Other manufacturers have introduced comparable aircraft, but most of these have been designed purely for transportation. Adventurous aviators such as Corkey Fornof, a movie stunt pilot and LoPresti’s director of flight operations, want more than a means of conveyance: They want a dynamic aeronautical experience. Fornof has conducted numerous long-distance flights and rigorous aerobatic exercises in a Fury, flying inverted nearly as often as he does right-side up. "I roll the Fury about every 50 miles," he says. "It’s just so much fun."

But the Fury is a capable transport, as well; it can carry two passengers, a pair of golf bags, and 150 pounds of luggage 1,000 miles at a cruising speed of 215 mph. A 4-cylinder 200 hp Lycoming engine allows LoPresti to license the Fury in the aerobatic category, but the plane also possesses the structural strength and ballistics of similar-size fighters. With flawlessly weighted controls and retractable landing gear, the Fury boasts military handling characteristics that make it both maneuverable and stable when pointed at a target.

LoPresti expects deliveries of the $355,000 Fury to begin in 2012, and intends to take a somewhat pragmatic approach to production. "Only 60 aircraft will be built per year," says CEO Curt LoPresti. "Each will be built to order, with no construction targets and no inventory of aircraft to maintain. The plan is to build in groups of five aircraft and deliver each batch all at once."

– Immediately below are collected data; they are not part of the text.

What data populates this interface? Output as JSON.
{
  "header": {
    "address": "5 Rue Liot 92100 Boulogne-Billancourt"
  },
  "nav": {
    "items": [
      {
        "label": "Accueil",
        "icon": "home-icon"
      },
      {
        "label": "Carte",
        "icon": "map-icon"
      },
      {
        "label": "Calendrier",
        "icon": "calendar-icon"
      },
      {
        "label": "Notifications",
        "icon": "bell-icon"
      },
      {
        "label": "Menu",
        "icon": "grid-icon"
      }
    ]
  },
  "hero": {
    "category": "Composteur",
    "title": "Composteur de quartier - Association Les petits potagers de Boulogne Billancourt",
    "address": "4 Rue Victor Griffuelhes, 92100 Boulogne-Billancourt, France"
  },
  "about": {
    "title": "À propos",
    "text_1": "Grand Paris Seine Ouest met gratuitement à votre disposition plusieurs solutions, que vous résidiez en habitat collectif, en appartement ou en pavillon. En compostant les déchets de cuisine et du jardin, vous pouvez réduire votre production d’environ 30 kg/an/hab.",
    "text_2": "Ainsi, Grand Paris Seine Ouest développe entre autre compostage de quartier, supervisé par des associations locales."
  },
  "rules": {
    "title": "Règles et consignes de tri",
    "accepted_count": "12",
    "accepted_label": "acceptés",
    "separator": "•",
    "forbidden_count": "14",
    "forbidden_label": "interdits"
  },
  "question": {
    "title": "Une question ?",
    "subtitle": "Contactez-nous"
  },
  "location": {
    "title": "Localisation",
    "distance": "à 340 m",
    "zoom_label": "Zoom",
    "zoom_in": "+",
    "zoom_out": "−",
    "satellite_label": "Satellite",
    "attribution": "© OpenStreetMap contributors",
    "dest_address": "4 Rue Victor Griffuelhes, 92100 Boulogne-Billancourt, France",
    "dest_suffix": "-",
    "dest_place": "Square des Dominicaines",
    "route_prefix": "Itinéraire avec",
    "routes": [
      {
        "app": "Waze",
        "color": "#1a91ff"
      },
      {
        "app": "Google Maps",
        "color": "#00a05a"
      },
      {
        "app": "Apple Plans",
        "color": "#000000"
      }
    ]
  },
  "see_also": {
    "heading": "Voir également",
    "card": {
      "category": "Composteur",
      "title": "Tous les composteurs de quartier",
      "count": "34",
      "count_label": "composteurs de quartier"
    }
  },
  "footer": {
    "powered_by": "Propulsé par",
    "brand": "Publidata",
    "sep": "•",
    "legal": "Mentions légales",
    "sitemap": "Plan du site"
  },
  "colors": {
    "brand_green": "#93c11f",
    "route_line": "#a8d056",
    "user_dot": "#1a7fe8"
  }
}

These modest production numbers have helped spur considerable demand for the Fury. When LoPresti introduced the model last summer at the EAA AirVenture convention in Oshkosh, Wis., the first year’s production of aircraft quickly sold out. For this reason, buyers in search of fun and performance should hurry to place their orders for the second flock of Furys to take flight.